Il écrit notamment des contes (Bartleby, 1856).
Il voyage de nouveau. "Pour Melville, en effet, il y avait touours un voyage à accomplir, mais le cap qu'il doublait n'était jamais celui de ses rêves" (Dictionnaire des Auteurs). Puis, ce sont une trentaine d'années de silence littéraire, à part des poèmes, un long récit philosophique en vers, Clarel (1876), et Billy Budd, qu'il complète peu de temps avant sa mort.
- Moi et ma cheminée. Récits traduit en 1951 par Armel Guerne. 154 pages. Seuil.
Dans sa préface, Armel Guerne par de Melville "qui fait en approchant de la quarantaine l'apprentissage de la solitude au milieu des siens et qui subit douloureusement ce retrait surnaturel immanquablement réservé, semble-t-il, aux grandes âmes les plus combatives" (page 11).

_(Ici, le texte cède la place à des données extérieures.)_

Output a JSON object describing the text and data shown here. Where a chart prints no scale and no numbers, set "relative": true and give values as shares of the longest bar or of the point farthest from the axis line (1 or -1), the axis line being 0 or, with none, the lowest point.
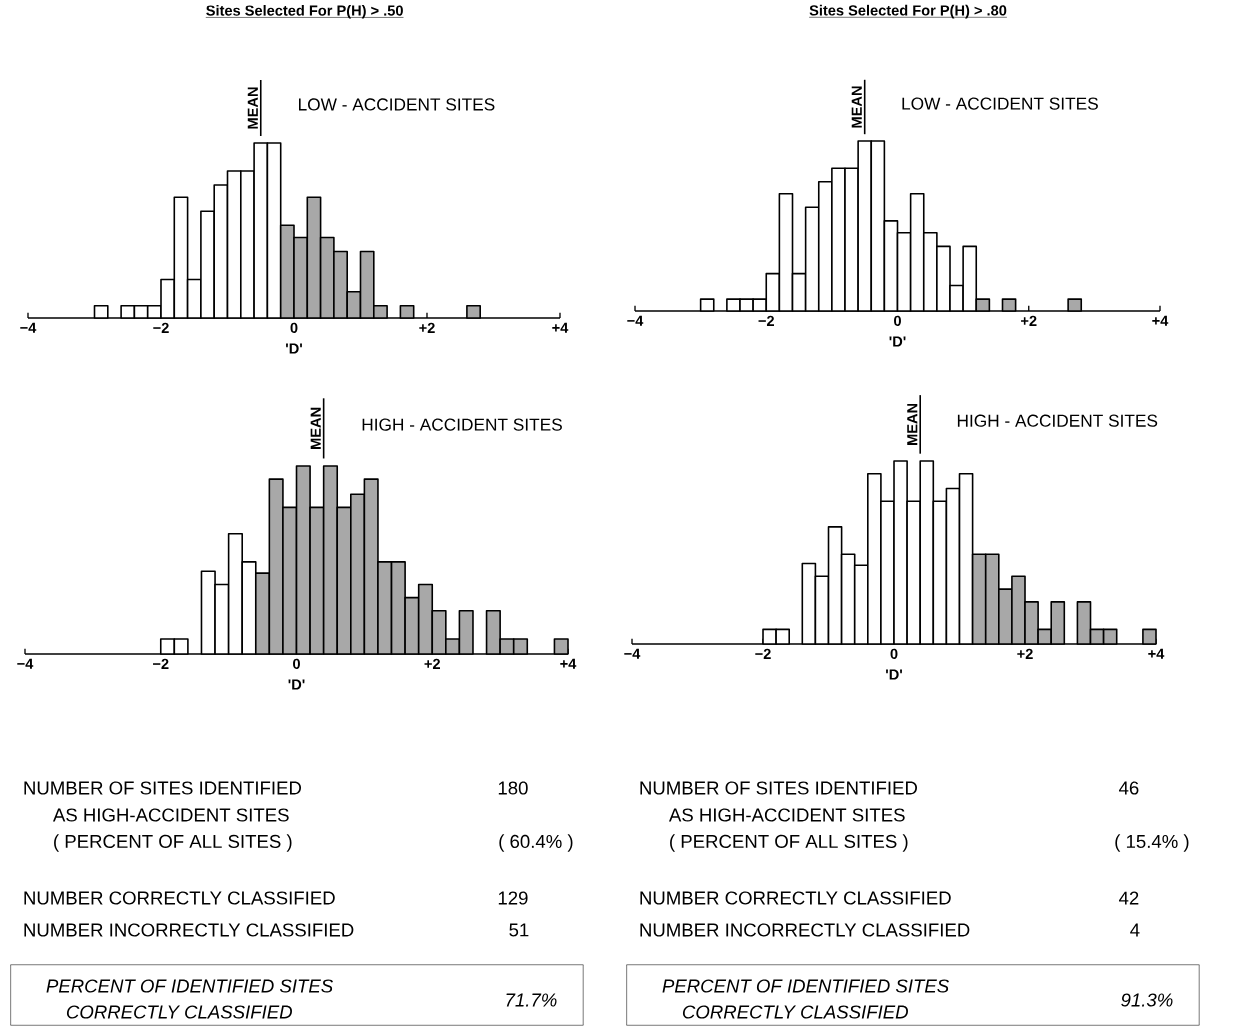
{
  "chart_data": [
    {
      "type": "bar",
      "title": "Sites Selected For P(H) > .50",
      "subtitle": "LOW - ACCIDENT SITES",
      "xlabel": "'D'",
      "relative": true,
      "x": [
        -2.9,
        -2.7,
        -2.5,
        -2.3,
        -2.1,
        -1.9,
        -1.7,
        -1.5,
        -1.3,
        -1.1,
        -0.9,
        -0.7,
        -0.5,
        -0.3,
        -0.1,
        0.1,
        0.3,
        0.5,
        0.7,
        0.9,
        1.1,
        1.3,
        1.5,
        1.7,
        1.9,
        2.1,
        2.3,
        2.5,
        2.7,
        2.9,
        3.1,
        3.3,
        3.5,
        3.7,
        3.9
      ],
      "values": [
        0.07,
        0,
        0.07,
        0.07,
        0.07,
        0.22,
        0.69,
        0.22,
        0.61,
        0.76,
        0.84,
        0.84,
        1,
        1,
        0.53,
        0.46,
        0.69,
        0.46,
        0.38,
        0.15,
        0.38,
        0.07,
        0,
        0.07,
        0,
        0,
        0,
        0,
        0.07,
        0,
        0,
        0,
        0,
        0,
        0
      ],
      "colors": [
        "#ffffff",
        "#ffffff",
        "#ffffff",
        "#ffffff",
        "#ffffff",
        "#ffffff",
        "#ffffff",
        "#ffffff",
        "#ffffff",
        "#ffffff",
        "#ffffff",
        "#ffffff",
        "#ffffff",
        "#ffffff",
        "#a8a8a8",
        "#a8a8a8",
        "#a8a8a8",
        "#a8a8a8",
        "#a8a8a8",
        "#a8a8a8",
        "#a8a8a8",
        "#a8a8a8",
        "#a8a8a8",
        "#a8a8a8",
        "#a8a8a8",
        "#a8a8a8",
        "#a8a8a8",
        "#a8a8a8",
        "#a8a8a8",
        "#a8a8a8",
        "#a8a8a8",
        "#a8a8a8",
        "#a8a8a8",
        "#a8a8a8",
        "#a8a8a8"
      ],
      "xlim": [
        -4,
        4
      ],
      "xticks": [
        {
          "value": -4,
          "label": "−4"
        },
        {
          "value": -2,
          "label": "−2"
        },
        {
          "value": 0,
          "label": "0"
        },
        {
          "value": 2,
          "label": "+2"
        },
        {
          "value": 4,
          "label": "+4"
        }
      ],
      "ref_lines": [
        {
          "axis": "x",
          "value": -0.5,
          "label": "MEAN"
        }
      ]
    },
    {
      "type": "bar",
      "title": "Sites Selected For P(H) > .80",
      "subtitle": "LOW - ACCIDENT SITES",
      "xlabel": "'D'",
      "relative": true,
      "x": [
        -2.9,
        -2.7,
        -2.5,
        -2.3,
        -2.1,
        -1.9,
        -1.7,
        -1.5,
        -1.3,
        -1.1,
        -0.9,
        -0.7,
        -0.5,
        -0.3,
        -0.1,
        0.1,
        0.3,
        0.5,
        0.7,
        0.9,
        1.1,
        1.3,
        1.5,
        1.7,
        1.9,
        2.1,
        2.3,
        2.5,
        2.7,
        2.9,
        3.1,
        3.3,
        3.5,
        3.7,
        3.9
      ],
      "values": [
        0.07,
        0,
        0.07,
        0.07,
        0.07,
        0.22,
        0.69,
        0.22,
        0.61,
        0.76,
        0.84,
        0.84,
        1,
        1,
        0.53,
        0.46,
        0.69,
        0.46,
        0.38,
        0.15,
        0.38,
        0.07,
        0,
        0.07,
        0,
        0,
        0,
        0,
        0.07,
        0,
        0,
        0,
        0,
        0,
        0
      ],
      "colors": [
        "#ffffff",
        "#ffffff",
        "#ffffff",
        "#ffffff",
        "#ffffff",
        "#ffffff",
        "#ffffff",
        "#ffffff",
        "#ffffff",
        "#ffffff",
        "#ffffff",
        "#ffffff",
        "#ffffff",
        "#ffffff",
        "#ffffff",
        "#ffffff",
        "#ffffff",
        "#ffffff",
        "#ffffff",
        "#ffffff",
        "#ffffff",
        "#a8a8a8",
        "#a8a8a8",
        "#a8a8a8",
        "#a8a8a8",
        "#a8a8a8",
        "#a8a8a8",
        "#a8a8a8",
        "#a8a8a8",
        "#a8a8a8",
        "#a8a8a8",
        "#a8a8a8",
        "#a8a8a8",
        "#a8a8a8",
        "#a8a8a8"
      ],
      "xlim": [
        -4,
        4
      ],
      "xticks": [
        {
          "value": -4,
          "label": "−4"
        },
        {
          "value": -2,
          "label": "−2"
        },
        {
          "value": 0,
          "label": "0"
        },
        {
          "value": 2,
          "label": "+2"
        },
        {
          "value": 4,
          "label": "+4"
        }
      ],
      "ref_lines": [
        {
          "axis": "x",
          "value": -0.5,
          "label": "MEAN"
        }
      ]
    },
    {
      "type": "bar",
      "subtitle": "HIGH - ACCIDENT SITES",
      "xlabel": "'D'",
      "relative": true,
      "x": [
        -2.9,
        -2.7,
        -2.5,
        -2.3,
        -2.1,
        -1.9,
        -1.7,
        -1.5,
        -1.3,
        -1.1,
        -0.9,
        -0.7,
        -0.5,
        -0.3,
        -0.1,
        0.1,
        0.3,
        0.5,
        0.7,
        0.9,
        1.1,
        1.3,
        1.5,
        1.7,
        1.9,
        2.1,
        2.3,
        2.5,
        2.7,
        2.9,
        3.1,
        3.3,
        3.5,
        3.7,
        3.9
      ],
      "values": [
        0,
        0,
        0,
        0,
        0,
        0.08,
        0.08,
        0,
        0.44,
        0.37,
        0.64,
        0.49,
        0.43,
        0.93,
        0.78,
        1,
        0.78,
        1,
        0.78,
        0.85,
        0.93,
        0.49,
        0.49,
        0.3,
        0.37,
        0.23,
        0.08,
        0.23,
        0,
        0.23,
        0.08,
        0.08,
        0,
        0,
        0.08
      ],
      "colors": [
        "#ffffff",
        "#ffffff",
        "#ffffff",
        "#ffffff",
        "#ffffff",
        "#ffffff",
        "#ffffff",
        "#ffffff",
        "#ffffff",
        "#ffffff",
        "#ffffff",
        "#ffffff",
        "#a8a8a8",
        "#a8a8a8",
        "#a8a8a8",
        "#a8a8a8",
        "#a8a8a8",
        "#a8a8a8",
        "#a8a8a8",
        "#a8a8a8",
        "#a8a8a8",
        "#a8a8a8",
        "#a8a8a8",
        "#a8a8a8",
        "#a8a8a8",
        "#a8a8a8",
        "#a8a8a8",
        "#a8a8a8",
        "#a8a8a8",
        "#a8a8a8",
        "#a8a8a8",
        "#a8a8a8",
        "#a8a8a8",
        "#a8a8a8",
        "#a8a8a8"
      ],
      "xlim": [
        -4,
        4
      ],
      "xticks": [
        {
          "value": -4,
          "label": "−4"
        },
        {
          "value": -2,
          "label": "−2"
        },
        {
          "value": 0,
          "label": "0"
        },
        {
          "value": 2,
          "label": "+2"
        },
        {
          "value": 4,
          "label": "+4"
        }
      ],
      "ref_lines": [
        {
          "axis": "x",
          "value": 0.4,
          "label": "MEAN"
        }
      ]
    },
    {
      "type": "bar",
      "subtitle": "HIGH - ACCIDENT SITES",
      "xlabel": "'D'",
      "relative": true,
      "x": [
        -2.9,
        -2.7,
        -2.5,
        -2.3,
        -2.1,
        -1.9,
        -1.7,
        -1.5,
        -1.3,
        -1.1,
        -0.9,
        -0.7,
        -0.5,
        -0.3,
        -0.1,
        0.1,
        0.3,
        0.5,
        0.7,
        0.9,
        1.1,
        1.3,
        1.5,
        1.7,
        1.9,
        2.1,
        2.3,
        2.5,
        2.7,
        2.9,
        3.1,
        3.3,
        3.5,
        3.7,
        3.9
      ],
      "values": [
        0,
        0,
        0,
        0,
        0,
        0.08,
        0.08,
        0,
        0.44,
        0.37,
        0.64,
        0.49,
        0.43,
        0.93,
        0.78,
        1,
        0.78,
        1,
        0.78,
        0.85,
        0.93,
        0.49,
        0.49,
        0.3,
        0.37,
        0.23,
        0.08,
        0.23,
        0,
        0.23,
        0.08,
        0.08,
        0,
        0,
        0.08
      ],
      "colors": [
        "#ffffff",
        "#ffffff",
        "#ffffff",
        "#ffffff",
        "#ffffff",
        "#ffffff",
        "#ffffff",
        "#ffffff",
        "#ffffff",
        "#ffffff",
        "#ffffff",
        "#ffffff",
        "#ffffff",
        "#ffffff",
        "#ffffff",
        "#ffffff",
        "#ffffff",
        "#ffffff",
        "#ffffff",
        "#ffffff",
        "#ffffff",
        "#a8a8a8",
        "#a8a8a8",
        "#a8a8a8",
        "#a8a8a8",
        "#a8a8a8",
        "#a8a8a8",
        "#a8a8a8",
        "#a8a8a8",
        "#a8a8a8",
        "#a8a8a8",
        "#a8a8a8",
        "#a8a8a8",
        "#a8a8a8",
        "#a8a8a8"
      ],
      "xlim": [
        -4,
        4
      ],
      "xticks": [
        {
          "value": -4,
          "label": "−4"
        },
        {
          "value": -2,
          "label": "−2"
        },
        {
          "value": 0,
          "label": "0"
        },
        {
          "value": 2,
          "label": "+2"
        },
        {
          "value": 4,
          "label": "+4"
        }
      ],
      "ref_lines": [
        {
          "axis": "x",
          "value": 0.4,
          "label": "MEAN"
        }
      ]
    },
    {
      "type": "other",
      "annotations": [
        "NUMBER OF SITES IDENTIFIED",
        "AS HIGH-ACCIDENT SITES",
        "( PERCENT OF ALL SITES )",
        "180",
        "( 60.4% )",
        "NUMBER CORRECTLY CLASSIFIED",
        "129",
        "NUMBER INCORRECTLY CLASSIFIED",
        "51",
        "PERCENT OF IDENTIFIED SITES",
        "CORRECTLY CLASSIFIED",
        "71.7%"
      ]
    },
    {
      "type": "other",
      "annotations": [
        "NUMBER OF SITES IDENTIFIED",
        "AS HIGH-ACCIDENT SITES",
        "( PERCENT OF ALL SITES )",
        "46",
        "( 15.4% )",
        "NUMBER CORRECTLY CLASSIFIED",
        "42",
        "NUMBER INCORRECTLY CLASSIFIED",
        "4",
        "PERCENT OF IDENTIFIED SITES",
        "CORRECTLY CLASSIFIED",
        "91.3%"
      ]
    }
  ]
}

Armel Guerne a écrit cette préface en 1951 ; il se retirera lui-même dans son moulin à vent de Tourtrès (Lot-et-Garonne) dix ans plus tard, lorsqu'il sera parvenu à la cinquantaine.

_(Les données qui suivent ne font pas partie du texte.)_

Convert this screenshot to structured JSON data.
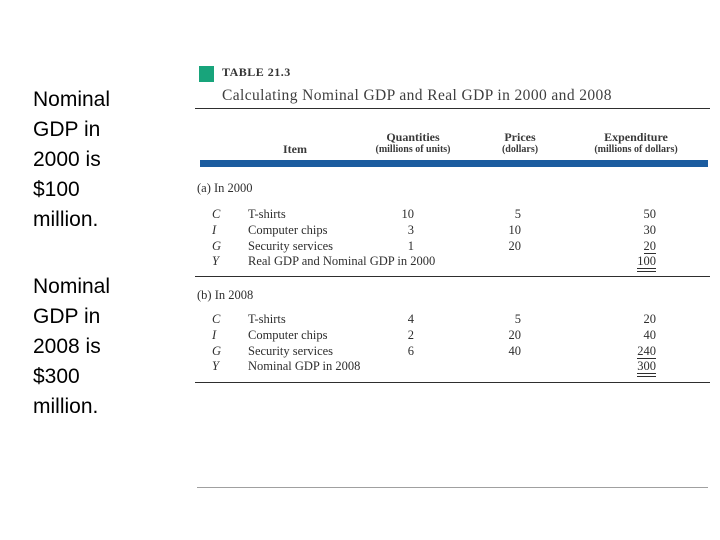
{
  "slide": {
    "notes": [
      {
        "text": "Nominal GDP in 2000 is $100 million."
      },
      {
        "text": "Nominal GDP in 2008 is $300 million."
      }
    ]
  },
  "table": {
    "tag": "TABLE 21.3",
    "title": "Calculating Nominal GDP and Real GDP in 2000 and 2008",
    "columns": {
      "item": "Item",
      "quantities": "Quantities",
      "quantities_sub": "(millions of units)",
      "prices": "Prices",
      "prices_sub": "(dollars)",
      "expenditure": "Expenditure",
      "expenditure_sub": "(millions of dollars)"
    },
    "sections": [
      {
        "label": "(a) In 2000",
        "rows": [
          {
            "symbol": "C",
            "item": "T-shirts",
            "quantity": "10",
            "price": "5",
            "expenditure": "50",
            "underline": "none"
          },
          {
            "symbol": "I",
            "item": "Computer chips",
            "quantity": "3",
            "price": "10",
            "expenditure": "30",
            "underline": "none"
          },
          {
            "symbol": "G",
            "item": "Security services",
            "quantity": "1",
            "price": "20",
            "expenditure": "20",
            "underline": "single"
          },
          {
            "symbol": "Y",
            "item": "Real GDP and Nominal GDP in 2000",
            "quantity": "",
            "price": "",
            "expenditure": "100",
            "underline": "double"
          }
        ]
      },
      {
        "label": "(b) In 2008",
        "rows": [
          {
            "symbol": "C",
            "item": "T-shirts",
            "quantity": "4",
            "price": "5",
            "expenditure": "20",
            "underline": "none"
          },
          {
            "symbol": "I",
            "item": "Computer chips",
            "quantity": "2",
            "price": "20",
            "expenditure": "40",
            "underline": "none"
          },
          {
            "symbol": "G",
            "item": "Security services",
            "quantity": "6",
            "price": "40",
            "expenditure": "240",
            "underline": "single"
          },
          {
            "symbol": "Y",
            "item": "Nominal GDP in 2008",
            "quantity": "",
            "price": "",
            "expenditure": "300",
            "underline": "double"
          }
        ]
      }
    ],
    "colors": {
      "accent_teal": "#18a47b",
      "rule_blue": "#1b5c9f",
      "text": "#2e2e2e",
      "bottom_rule_gray": "#a0a0a0"
    }
  }
}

Le retrait, c'est un peu le thème général de ce recueil, qui comporte trois textes écrits à la fin de la période productive de l'auteur (si l'on excepte les poésies).
1/ Moi et ma cheminée (1856). 78 pages.
Le narrateur habite une grande maison à la campagne. Elle est visible de loin grâce à sa cheminée, si grande qu'elle structure pour ainsi dire la maison autour d'elle.

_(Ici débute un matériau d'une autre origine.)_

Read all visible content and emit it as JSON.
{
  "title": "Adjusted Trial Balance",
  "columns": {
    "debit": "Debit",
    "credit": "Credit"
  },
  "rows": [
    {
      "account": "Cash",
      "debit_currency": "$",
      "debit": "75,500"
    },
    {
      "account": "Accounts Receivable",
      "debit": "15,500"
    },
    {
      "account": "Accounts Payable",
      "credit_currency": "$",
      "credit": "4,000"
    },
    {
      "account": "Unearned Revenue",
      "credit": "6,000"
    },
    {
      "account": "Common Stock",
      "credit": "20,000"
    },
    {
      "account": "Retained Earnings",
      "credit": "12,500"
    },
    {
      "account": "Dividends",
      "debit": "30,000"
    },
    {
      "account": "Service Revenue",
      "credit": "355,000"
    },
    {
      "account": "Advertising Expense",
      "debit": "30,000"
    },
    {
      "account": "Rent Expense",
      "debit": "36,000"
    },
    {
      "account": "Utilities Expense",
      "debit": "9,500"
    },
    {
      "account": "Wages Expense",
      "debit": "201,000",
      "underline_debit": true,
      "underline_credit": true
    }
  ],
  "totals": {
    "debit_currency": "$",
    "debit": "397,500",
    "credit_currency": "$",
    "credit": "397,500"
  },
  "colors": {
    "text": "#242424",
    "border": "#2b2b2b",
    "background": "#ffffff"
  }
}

"Moi et ma cheminée, têtes grises et vieux fumeurs, nous habitons la campagne. J'ose même dire que nous y devenons d'authentique autochtones ; et particulièrement ma cheminée qui s'y enfonce un peu plus chaque jour." (page 21).
"Ma cheminée est le grand seigneur des lieux : le grandiose et unique édifice dominateur - non seulement dans le paysage, mais plus encore dans la maison. Tout le reste de la maison, ainsi qu'on le verra sous peu, est adapté à son architecture, non pas à mes propres besoins, mais à ceux de ma cheminée, qui occupe, entre autres, le centre même de la demeure, ne me laissant, à moi, que les coins et les recoins excentriques." (page 24).
"Pour dire la vérité, ma femme, ainsi que le reste du monde, se soucie comme d'une guigne de mon éloquence philosophique. Et à défaut d'autre entourage philosophique, nous nous contentons, moi et ma cheminée, de fumer et philosopher ensemble. A rester, assis comme nous le faisons, veillant tard, c'est une épaisse fumée que nous produisons, en vieux fumeux philosophe que nous sommes.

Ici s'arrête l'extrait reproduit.